Castell's article, “Communication, Power and Counter-power in the Network Society” introduces concepts that revolve around politics and decision-making in the network society. He writes about how politicians are the face of politics in general. They have to sell themselves using their and image and looks. This is particularly interesting given the time that article was written (2007) because communication technologies were decisive in the last presidential election. Blogs, emails, facebook and other such social media sites were all utilized by the candidates. This perhaps led to the high young adult turnout. Castells writes how credibility and destruction of credibility and character assassination become potent political weapons. This has also been the case recently with politicians personal lives showing up in the news. It is not just about the politics, but about the person. Trust plays a big part. The media can built politicians up or bring them down.
People have built what Castells calls mass self-communication via podcasts, wikis, blogs, SMS, and P2P sharing networks. 52% of bloggers say that they blog mostly for themselves. These kinds of mediums allow for a larger diversity of information that are of “largely autonomous origin.” This begs the question of credibility and reliability that we have been discussing in class. If people are purportedly writing blogs for themselves, than can we believe what they are saying? Should we even bother reading if it is mostly for themselves? Even those who write for an audience, there is an increasingly problematic dimension that the social media technologies have bring. Plurality and diversity of sources and information are very often seen as a positive, good thing because they afford consumers a greater amount of choice. However, there is also those who think it simply too much. We are inundated by information via the internet. Slander, false information, gimmicks included. Celebrities, for example, have been sued over what they report on twitter. Courtney Love said something negative about a brand and they are suing her. Not only that, but there are hackers who have gotten ahold of Demi Moore's account and posted some rather strange tweets. I'm not sure how to control hackers or check the majority of news posts for legitimacy, but this an important aspect that has recently been taken into consideration.
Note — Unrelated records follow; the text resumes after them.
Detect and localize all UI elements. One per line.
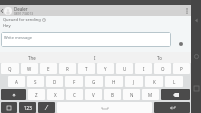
button[interactable]: O [154,63,171,74]
staticText: R [66,66,69,72]
button[interactable]: W [21,63,38,74]
button[interactable]: Emoji [1,102,17,113]
staticText: L [173,79,176,85]
button[interactable]: L [165,76,183,87]
button[interactable]: I [63,52,127,63]
button[interactable]: Back [191,0,201,40]
staticText: D [53,79,57,85]
staticText: Z [35,92,38,98]
button[interactable]: Back [0,5,4,16]
button[interactable]: More options [182,5,191,16]
staticText: I [143,66,145,72]
staticText: M [148,92,153,98]
button[interactable]: K [145,76,163,87]
button[interactable]: Enter [154,102,190,113]
button[interactable]: Recent apps [191,72,201,104]
button[interactable]: N [123,89,140,100]
staticText: Write message [4,35,32,40]
staticText: O [161,66,165,72]
button[interactable]: 123 [19,102,36,113]
button[interactable]: J [125,76,143,87]
staticText: G [92,79,96,85]
staticText: W [27,66,32,72]
button[interactable]: Shift [1,89,26,100]
staticText: B [111,92,114,98]
staticText: V [92,92,95,98]
button[interactable]: Home [191,40,201,72]
staticText: H [112,79,116,85]
staticText: Y [104,66,107,72]
staticText: U [123,66,127,72]
button[interactable] [57,102,152,113]
button[interactable]: To [127,52,191,63]
button[interactable]: R [59,63,76,74]
button[interactable]: The [0,52,63,63]
button[interactable]: S [27,76,44,87]
staticText: P [180,66,183,72]
staticText: 123 [24,105,32,111]
button[interactable]: B [104,89,121,100]
button[interactable]: Send [176,39,185,48]
button[interactable]: A [8,76,25,87]
staticText: K [153,79,156,85]
button[interactable]: U [116,63,133,74]
staticText: C [73,92,76,98]
button[interactable]: T [78,63,95,74]
staticText: E [47,66,50,72]
button[interactable]: E [40,63,57,74]
button[interactable]: C [66,89,83,100]
staticText: Dealer [14,6,28,12]
staticText: T [85,66,88,72]
button[interactable]: M [142,89,159,100]
button[interactable]: D [46,76,63,87]
staticText: J [133,79,135,85]
button[interactable]: G [85,76,103,87]
staticText: N [130,92,134,98]
staticText: Q [8,66,12,72]
button[interactable]: Y [97,63,114,74]
staticText: I [94,55,96,61]
button[interactable]: Backspace [161,89,190,100]
staticText: X [54,92,57,98]
button[interactable]: P [173,63,190,74]
button[interactable]: Slash [38,102,55,113]
button[interactable]: Q [1,63,19,74]
staticText: S [34,79,37,85]
button[interactable]: H [105,76,123,87]
staticText: A [15,79,18,85]
button[interactable]: V [85,89,102,100]
staticText: Queued for sending [3,17,41,22]
staticText: Hey [3,23,11,29]
button[interactable]: X [47,89,64,100]
staticText: 0891 734013 [14,12,34,16]
staticText: F [73,79,76,85]
button[interactable]: Z [28,89,45,100]
button[interactable]: F [65,76,83,87]
button[interactable]: I [135,63,152,74]
staticText: The [28,55,36,61]
staticText: To [157,55,162,61]
button[interactable]: Write message [1,32,171,47]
Castells contends that there is a “new media reality whose contours and effects will ultimately be decided through a series of political and business power struggles.” This made me think of an article I read yesterday about the White House and Fox. The media, as we have discussed and as Castells writes about, has the power to change people's minds and affect the decisions they make. The White House and Fox News are now in a battle. The NY Times article notes that the fight for 'truth' is not easy. The White House can't have a 'truth-o-meter' or a 'reality check.' So, the author of the article says that perhaps it is time to restore some imperiousness to the relationship. I don't think this is the best idea, but I'm not sure what either party can do.